Wednesday, August 5, 2009 started out as a normal day at HostGator’s Houston headquarters. Around 4:00 PM CT, a major power surge that occurred as the result of a transformer near our office blowing up made the day anything but ordinary.
Lights flickered, battery backups beeped, fire alarms went off, and Internet signals all died down almost immediately. People began to wait for the building’s $200,000 hurricane-ready generator to start up, but it didn’t.
In the mean time, one of the three major “legs” of power that feeds the building with the power it needs to function was out because of exploded transformer. The building was underpowered and the higher voltage motors and equipment started burning out from the heat and stress of running without the adequate amounts of power. Expensive equipment continued to get damaged.
A compressor on the air conditioning burnt out (cost: $35,000), air handlers got destroyed (cost: $5,000), an elevator motor got fried (cost: $10,000) and lots of other equipment in the building’s mechanical room still isn’t working correctly (cost: unknown). The total cost of the damages is expected to be upwards of $60,000.
As the building’s systems started to go down and the people in charge of HostGator’s office began calling in electricians, power companies, and repairmen, the rest of the management team began going into what we refer to internally as “hurricane mode.”
- Twitter updates started to go out informing customers of a power problem in the building and possible service delays.
- Employees were rallied and were sent to the other employees’ homes.
- Our phone number was redirected (our VOIP system is housed in our office) and the message on our phone system was updated to inform customers of the outage.
- Our support site was updated with an emergency notice.
- A forum post was made with additional details.
As the makeshift offices were being setup in our managers’ homes, chats were being taken, servers were being monitored, and updates were being provided. Within an hour of the surge, HostGator’s support operations were almost fully functional, albeit delayed (with the exception of phone support).
By 11:30 PM, employees were starting to work at the office again. The phones were turned on shortly afterwards and average email response times went back down to 45 minutes or less.

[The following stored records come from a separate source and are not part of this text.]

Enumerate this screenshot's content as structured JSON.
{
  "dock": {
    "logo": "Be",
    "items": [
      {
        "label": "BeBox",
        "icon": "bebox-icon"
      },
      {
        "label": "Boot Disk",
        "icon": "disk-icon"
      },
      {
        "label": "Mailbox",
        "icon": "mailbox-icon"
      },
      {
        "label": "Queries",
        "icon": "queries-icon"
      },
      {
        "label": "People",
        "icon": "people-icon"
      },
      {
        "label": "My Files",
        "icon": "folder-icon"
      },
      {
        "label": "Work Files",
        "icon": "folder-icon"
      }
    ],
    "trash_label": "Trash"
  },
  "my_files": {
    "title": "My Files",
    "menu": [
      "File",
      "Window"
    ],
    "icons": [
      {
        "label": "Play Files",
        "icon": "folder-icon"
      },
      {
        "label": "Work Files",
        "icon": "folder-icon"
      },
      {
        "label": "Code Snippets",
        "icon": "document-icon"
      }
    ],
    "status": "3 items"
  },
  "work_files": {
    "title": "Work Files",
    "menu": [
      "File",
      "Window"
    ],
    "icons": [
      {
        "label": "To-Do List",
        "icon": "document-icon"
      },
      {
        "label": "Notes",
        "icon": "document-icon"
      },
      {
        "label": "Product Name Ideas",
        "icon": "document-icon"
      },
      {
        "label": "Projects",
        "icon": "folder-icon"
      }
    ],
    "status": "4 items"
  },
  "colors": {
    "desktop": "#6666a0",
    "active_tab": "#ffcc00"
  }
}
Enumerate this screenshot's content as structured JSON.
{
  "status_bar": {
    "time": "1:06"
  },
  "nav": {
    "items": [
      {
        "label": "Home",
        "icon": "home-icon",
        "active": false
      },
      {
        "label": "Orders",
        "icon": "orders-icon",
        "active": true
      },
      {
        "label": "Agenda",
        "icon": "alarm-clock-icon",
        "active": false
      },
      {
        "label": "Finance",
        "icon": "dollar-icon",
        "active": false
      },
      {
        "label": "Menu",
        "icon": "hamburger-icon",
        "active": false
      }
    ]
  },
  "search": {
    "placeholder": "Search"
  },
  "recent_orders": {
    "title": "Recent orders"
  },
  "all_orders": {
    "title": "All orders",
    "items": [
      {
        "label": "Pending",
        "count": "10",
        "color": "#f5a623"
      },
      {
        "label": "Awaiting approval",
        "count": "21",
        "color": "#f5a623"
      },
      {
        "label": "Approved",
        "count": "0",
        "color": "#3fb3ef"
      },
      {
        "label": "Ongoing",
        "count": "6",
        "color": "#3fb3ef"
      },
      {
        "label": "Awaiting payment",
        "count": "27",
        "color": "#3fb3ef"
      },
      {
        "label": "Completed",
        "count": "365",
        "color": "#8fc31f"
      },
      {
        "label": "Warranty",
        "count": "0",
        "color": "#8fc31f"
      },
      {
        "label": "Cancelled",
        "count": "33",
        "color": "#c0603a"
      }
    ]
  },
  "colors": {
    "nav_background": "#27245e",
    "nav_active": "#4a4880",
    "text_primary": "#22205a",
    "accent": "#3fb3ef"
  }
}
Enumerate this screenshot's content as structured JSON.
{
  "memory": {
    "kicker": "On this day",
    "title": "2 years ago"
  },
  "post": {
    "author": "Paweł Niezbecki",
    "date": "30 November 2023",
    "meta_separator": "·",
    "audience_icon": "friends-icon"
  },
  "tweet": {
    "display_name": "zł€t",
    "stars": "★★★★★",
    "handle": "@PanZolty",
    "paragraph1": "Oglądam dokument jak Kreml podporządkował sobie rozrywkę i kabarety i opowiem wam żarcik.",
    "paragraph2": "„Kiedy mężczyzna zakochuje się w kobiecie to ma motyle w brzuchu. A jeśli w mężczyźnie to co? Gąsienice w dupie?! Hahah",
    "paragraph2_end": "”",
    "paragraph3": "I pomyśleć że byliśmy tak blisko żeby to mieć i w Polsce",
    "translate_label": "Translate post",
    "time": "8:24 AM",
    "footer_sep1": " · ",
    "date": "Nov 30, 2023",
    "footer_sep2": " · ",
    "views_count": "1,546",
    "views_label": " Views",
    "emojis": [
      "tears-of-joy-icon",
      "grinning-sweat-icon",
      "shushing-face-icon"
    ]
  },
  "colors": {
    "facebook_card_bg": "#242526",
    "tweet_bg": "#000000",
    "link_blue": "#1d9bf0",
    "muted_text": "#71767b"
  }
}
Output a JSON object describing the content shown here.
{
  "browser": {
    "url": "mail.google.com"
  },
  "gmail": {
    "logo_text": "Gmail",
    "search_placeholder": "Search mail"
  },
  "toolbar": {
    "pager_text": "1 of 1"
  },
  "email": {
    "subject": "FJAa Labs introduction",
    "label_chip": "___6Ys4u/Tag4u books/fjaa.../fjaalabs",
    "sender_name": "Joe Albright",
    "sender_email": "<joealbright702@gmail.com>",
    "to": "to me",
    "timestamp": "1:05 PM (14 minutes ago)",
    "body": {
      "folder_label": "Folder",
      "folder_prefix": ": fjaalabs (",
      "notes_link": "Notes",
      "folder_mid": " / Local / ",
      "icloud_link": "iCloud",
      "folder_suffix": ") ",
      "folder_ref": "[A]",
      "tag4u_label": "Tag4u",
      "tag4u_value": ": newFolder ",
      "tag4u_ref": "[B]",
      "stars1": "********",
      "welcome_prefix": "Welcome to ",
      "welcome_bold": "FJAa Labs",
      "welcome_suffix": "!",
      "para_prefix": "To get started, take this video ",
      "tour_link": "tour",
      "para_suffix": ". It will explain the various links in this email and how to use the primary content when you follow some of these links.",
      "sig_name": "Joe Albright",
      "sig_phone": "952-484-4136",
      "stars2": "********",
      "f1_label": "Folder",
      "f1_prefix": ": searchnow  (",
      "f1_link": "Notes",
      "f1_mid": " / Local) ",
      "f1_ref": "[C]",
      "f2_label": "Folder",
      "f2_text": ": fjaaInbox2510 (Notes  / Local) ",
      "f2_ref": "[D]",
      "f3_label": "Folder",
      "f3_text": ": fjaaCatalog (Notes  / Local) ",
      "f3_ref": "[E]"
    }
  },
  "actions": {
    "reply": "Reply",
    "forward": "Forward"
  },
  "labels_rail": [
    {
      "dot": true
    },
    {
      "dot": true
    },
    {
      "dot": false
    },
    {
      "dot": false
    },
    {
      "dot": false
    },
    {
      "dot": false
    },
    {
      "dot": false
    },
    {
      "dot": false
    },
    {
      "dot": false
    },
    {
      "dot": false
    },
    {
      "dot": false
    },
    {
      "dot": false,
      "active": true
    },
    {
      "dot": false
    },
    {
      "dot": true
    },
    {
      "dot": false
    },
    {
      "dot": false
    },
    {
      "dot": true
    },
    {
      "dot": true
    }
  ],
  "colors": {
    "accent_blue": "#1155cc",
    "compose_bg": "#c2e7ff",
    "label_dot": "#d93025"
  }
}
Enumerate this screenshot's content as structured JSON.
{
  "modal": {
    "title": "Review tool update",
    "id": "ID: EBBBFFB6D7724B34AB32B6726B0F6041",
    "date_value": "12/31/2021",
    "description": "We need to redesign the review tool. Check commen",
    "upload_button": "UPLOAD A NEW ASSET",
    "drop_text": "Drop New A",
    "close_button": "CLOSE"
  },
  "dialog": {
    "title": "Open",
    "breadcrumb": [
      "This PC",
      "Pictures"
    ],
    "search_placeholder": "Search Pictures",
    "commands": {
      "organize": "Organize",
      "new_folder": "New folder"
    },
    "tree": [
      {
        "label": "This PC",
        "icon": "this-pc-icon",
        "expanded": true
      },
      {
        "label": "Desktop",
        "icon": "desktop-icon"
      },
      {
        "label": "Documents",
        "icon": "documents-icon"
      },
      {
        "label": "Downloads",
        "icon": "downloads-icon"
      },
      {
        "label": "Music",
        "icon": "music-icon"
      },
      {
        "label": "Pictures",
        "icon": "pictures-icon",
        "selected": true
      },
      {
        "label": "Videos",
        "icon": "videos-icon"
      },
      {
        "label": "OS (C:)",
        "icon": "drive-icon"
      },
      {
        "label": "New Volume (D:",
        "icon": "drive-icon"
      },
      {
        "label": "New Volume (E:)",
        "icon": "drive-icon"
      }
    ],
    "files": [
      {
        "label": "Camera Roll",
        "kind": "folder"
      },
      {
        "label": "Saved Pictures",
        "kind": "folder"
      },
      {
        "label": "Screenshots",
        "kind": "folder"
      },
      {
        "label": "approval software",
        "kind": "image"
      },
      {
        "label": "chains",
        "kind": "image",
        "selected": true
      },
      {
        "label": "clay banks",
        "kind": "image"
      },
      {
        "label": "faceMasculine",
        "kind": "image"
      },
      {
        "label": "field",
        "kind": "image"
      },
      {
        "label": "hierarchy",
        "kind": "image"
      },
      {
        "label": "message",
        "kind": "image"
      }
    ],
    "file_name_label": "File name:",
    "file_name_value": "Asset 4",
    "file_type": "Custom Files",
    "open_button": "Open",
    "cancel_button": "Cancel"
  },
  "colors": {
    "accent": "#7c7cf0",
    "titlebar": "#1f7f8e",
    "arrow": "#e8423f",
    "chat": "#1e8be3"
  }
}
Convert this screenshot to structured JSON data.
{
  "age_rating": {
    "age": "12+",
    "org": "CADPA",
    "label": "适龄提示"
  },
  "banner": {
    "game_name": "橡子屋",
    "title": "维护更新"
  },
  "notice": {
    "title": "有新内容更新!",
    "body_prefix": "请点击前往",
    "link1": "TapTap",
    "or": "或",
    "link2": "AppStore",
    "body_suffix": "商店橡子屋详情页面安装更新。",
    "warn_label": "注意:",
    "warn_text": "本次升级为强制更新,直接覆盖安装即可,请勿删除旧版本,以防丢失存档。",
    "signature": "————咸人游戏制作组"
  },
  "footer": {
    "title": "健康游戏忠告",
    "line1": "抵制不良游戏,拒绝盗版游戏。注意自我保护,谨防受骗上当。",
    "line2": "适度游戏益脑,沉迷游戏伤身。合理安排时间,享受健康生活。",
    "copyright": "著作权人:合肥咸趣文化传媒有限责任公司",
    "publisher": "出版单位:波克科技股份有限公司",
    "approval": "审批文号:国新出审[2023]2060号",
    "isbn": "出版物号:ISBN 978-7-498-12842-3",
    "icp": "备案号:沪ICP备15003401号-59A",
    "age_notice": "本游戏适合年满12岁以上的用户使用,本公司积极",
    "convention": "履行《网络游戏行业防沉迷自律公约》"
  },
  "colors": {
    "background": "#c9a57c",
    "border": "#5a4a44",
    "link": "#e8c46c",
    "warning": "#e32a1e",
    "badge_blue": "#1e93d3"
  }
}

Much of this expensive and inconvenient damage would have been prevented had the building’s generator worked as planned. If it did, the building would have only lost power for a minute or so instead of multiple hours. The cause was the generator maintenance done less than a week before (by an outsourced company) was done improperly. The company put the wrong fuel filter on the generator, which caused the generator to immediately fail on start up.
The outage could have obviously been much worse. No customer servers or accounts were affected in any way (we don’t house any customer servers in our office building) and we were able to get back up and running relatively quickly.
Regardless of the relative severity of the event, though, HostGator did learn a lot.
- Most notably, the fact the immediate communication is essential was reaffirmed. We first learned about the importance of immediate communication during a datacenter outage at The Planet. In this situation, a Twitter update went out less than 15 minutes after the power surge occurred. Updates continued to be provided across Twitter, the forums, and our support site until the situation was completely resolved. We were even lucky enough to get comments from customers praising us for our handling of the situation.
- We also learned that it’s critical to have systems tested and maintained by companies we know are getting the job done properly. We are obviously looking into a new generator maintenance company and looking at our other vendors to ensure they’re prepared to deal with issues if they occur.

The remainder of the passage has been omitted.